Jackson may focus on one event in 2024
Jamaica's Shericka Jackson celebrates as she crosses the finish line in the Women's 200m final during the Diamond League athletics meeting at Stadion Letzigrund stadium in Zurich on Thursday, August 31. (Photo: AFP)

MVP Track Club head coach Stephen Francis has admitted disappointment that his athlete Shericka Jackson did not break the women's 200m world record at the Eugene leg of the Diamond League last weekend.
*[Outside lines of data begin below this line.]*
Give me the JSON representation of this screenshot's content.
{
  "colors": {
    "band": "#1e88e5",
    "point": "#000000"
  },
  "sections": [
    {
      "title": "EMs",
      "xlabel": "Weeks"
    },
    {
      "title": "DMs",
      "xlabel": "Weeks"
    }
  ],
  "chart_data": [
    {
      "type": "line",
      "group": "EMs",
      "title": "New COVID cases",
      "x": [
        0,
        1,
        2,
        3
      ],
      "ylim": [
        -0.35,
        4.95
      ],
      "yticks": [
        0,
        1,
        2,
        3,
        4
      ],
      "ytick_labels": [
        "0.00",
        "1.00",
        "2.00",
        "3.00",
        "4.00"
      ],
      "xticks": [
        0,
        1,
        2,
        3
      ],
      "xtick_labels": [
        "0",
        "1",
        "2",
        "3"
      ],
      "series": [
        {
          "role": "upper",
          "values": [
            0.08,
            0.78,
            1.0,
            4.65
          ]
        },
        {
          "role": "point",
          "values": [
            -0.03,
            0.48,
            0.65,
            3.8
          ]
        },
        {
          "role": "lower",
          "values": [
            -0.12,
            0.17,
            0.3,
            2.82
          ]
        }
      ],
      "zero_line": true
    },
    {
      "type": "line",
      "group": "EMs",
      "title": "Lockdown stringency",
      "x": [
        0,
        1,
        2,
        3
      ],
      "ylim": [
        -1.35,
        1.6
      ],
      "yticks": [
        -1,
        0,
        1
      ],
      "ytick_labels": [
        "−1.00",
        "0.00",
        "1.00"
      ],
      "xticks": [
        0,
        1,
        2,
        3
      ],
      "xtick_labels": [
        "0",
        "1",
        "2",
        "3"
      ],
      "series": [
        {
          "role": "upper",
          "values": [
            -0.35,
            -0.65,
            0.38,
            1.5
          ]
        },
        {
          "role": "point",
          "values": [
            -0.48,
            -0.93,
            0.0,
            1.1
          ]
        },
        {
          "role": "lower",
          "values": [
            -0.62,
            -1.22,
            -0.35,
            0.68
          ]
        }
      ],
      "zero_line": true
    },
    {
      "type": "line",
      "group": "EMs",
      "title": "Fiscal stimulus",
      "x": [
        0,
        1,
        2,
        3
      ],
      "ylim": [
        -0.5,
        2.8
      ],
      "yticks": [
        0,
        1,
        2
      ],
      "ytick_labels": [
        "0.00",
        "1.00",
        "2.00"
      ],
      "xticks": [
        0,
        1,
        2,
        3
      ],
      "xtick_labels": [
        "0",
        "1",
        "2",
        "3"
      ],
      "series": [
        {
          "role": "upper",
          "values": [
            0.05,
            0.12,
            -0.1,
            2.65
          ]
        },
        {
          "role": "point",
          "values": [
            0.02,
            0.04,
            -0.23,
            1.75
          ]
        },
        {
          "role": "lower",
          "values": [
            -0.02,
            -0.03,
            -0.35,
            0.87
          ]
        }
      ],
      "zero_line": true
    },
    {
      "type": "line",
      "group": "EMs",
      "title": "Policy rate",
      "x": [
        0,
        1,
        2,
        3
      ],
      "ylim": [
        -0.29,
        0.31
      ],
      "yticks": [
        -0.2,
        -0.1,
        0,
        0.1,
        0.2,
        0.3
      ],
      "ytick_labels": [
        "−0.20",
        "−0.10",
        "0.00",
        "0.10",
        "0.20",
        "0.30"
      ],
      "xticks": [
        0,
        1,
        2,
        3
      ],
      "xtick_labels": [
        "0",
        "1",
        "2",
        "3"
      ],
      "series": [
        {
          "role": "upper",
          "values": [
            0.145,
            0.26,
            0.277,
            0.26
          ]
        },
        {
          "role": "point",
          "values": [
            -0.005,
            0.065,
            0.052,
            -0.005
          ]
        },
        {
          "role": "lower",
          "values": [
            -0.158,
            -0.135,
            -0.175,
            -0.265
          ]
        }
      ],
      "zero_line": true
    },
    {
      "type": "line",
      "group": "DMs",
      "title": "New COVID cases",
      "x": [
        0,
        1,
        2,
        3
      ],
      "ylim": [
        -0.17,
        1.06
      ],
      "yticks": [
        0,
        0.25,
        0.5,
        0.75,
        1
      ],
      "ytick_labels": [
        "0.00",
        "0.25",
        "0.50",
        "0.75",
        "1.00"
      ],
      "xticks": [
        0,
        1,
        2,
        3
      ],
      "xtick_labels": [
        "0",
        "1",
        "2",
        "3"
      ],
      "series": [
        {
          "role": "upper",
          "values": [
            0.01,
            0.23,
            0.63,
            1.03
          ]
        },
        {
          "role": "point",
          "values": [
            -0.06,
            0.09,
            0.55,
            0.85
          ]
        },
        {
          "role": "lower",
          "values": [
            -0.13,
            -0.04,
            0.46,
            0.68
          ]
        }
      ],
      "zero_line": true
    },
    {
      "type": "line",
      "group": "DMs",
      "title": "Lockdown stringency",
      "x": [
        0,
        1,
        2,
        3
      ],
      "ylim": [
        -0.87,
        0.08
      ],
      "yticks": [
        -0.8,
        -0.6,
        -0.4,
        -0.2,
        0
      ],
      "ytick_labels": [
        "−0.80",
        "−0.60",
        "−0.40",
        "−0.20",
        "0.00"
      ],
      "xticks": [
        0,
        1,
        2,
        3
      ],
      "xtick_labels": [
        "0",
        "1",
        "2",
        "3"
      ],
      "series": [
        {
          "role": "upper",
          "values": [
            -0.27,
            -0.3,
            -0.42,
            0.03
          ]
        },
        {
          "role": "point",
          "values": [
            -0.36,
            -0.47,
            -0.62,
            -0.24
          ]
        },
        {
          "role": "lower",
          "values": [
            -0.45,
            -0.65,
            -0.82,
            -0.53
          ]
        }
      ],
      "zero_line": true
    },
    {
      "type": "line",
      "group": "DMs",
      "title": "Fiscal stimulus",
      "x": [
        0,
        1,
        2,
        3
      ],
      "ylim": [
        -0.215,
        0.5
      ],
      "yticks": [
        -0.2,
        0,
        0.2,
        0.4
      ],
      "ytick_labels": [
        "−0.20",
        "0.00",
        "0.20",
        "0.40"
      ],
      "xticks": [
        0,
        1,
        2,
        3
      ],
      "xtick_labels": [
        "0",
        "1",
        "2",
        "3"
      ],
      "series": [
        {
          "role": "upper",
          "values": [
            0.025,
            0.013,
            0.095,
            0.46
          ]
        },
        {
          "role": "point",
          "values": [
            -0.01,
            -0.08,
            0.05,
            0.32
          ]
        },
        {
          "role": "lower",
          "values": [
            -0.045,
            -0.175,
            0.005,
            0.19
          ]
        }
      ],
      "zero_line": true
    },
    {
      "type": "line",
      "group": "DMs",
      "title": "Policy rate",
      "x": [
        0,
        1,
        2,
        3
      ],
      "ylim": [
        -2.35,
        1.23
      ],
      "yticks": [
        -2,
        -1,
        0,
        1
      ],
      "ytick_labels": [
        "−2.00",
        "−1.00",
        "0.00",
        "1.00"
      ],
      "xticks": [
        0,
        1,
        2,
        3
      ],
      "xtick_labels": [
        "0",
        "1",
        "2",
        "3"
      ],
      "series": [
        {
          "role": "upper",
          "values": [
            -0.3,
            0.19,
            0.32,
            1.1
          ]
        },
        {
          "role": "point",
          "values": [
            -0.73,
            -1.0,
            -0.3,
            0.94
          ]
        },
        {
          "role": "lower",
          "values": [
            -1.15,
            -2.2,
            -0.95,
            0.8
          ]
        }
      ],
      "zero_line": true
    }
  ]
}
This, he says, is making him reconsider how she approaches next season.

Jackson, the reigning 200m world champion and second-fastest woman of all time in the event, clocked 21.57 seconds (0.3m/s) to win the 200m on Sunday at Hayward Field.

A day after running 10.70s to win the 100m, Jackson was not challenged as she broke the meet record of 21.77s set in 2017 by the late Tori Bowie.

Jackson ran a world-leading 21.41s to win the gold medal at the World Athletics Championships in Budapest, Hungary last month. The world record time of 21.34s was set by the American Florence Griffith-Joyner in 1988.

FRANCIS...nobody is ever perfect, but it was not disappointing for the most part

Francis told the Jamaica Observer that the track in Eugene, Oregon is well known to produce fast times, and he was shocked she was unable to break the world record there.

Francis says he did not think Jackson's participation in the 100m would have affected her run in the 200m the following day.

"Based on the history, we felt that the best opportunity would have been the meet in Eugene," he said. "I didn't believe that running the 100 metres would have affected her as much as it did, but that is part of lifeso we just have to try again, whenever.

"It probably might be that we will have to seriously consider her not doubling up at these kinds of events if she is going to get a real shot at that record when she is in form."

Francis shared that wind conditions have not been kind to Jackson throughout the season in her attempts to break the world 200m record, and there is a possibility that next season she might compete at different parts of the globe where the tracks and wind would be perfect for her to accomplish this feat.

"I think once she is in form she should be able to, but there has not been much help for her in terms of wind assistance and so on," he said. "We probably might have to go to Mexico or Kenya or one of those places, and who knows? But it is a bit too early to say right now."

Jackson, who also won a silver medal in the women's 100m in Budapest, is the joint fastest female athlete this year in the event with a time of 10.65.

Francis says Jackson could have done better throughout the season if not for a number of mistakes she had made during the campaign.

"Nobody is ever perfect but it was not disappointing, for the most part," he said. "There are times when you felt that she made some mistakes, but overall it was okay," he said.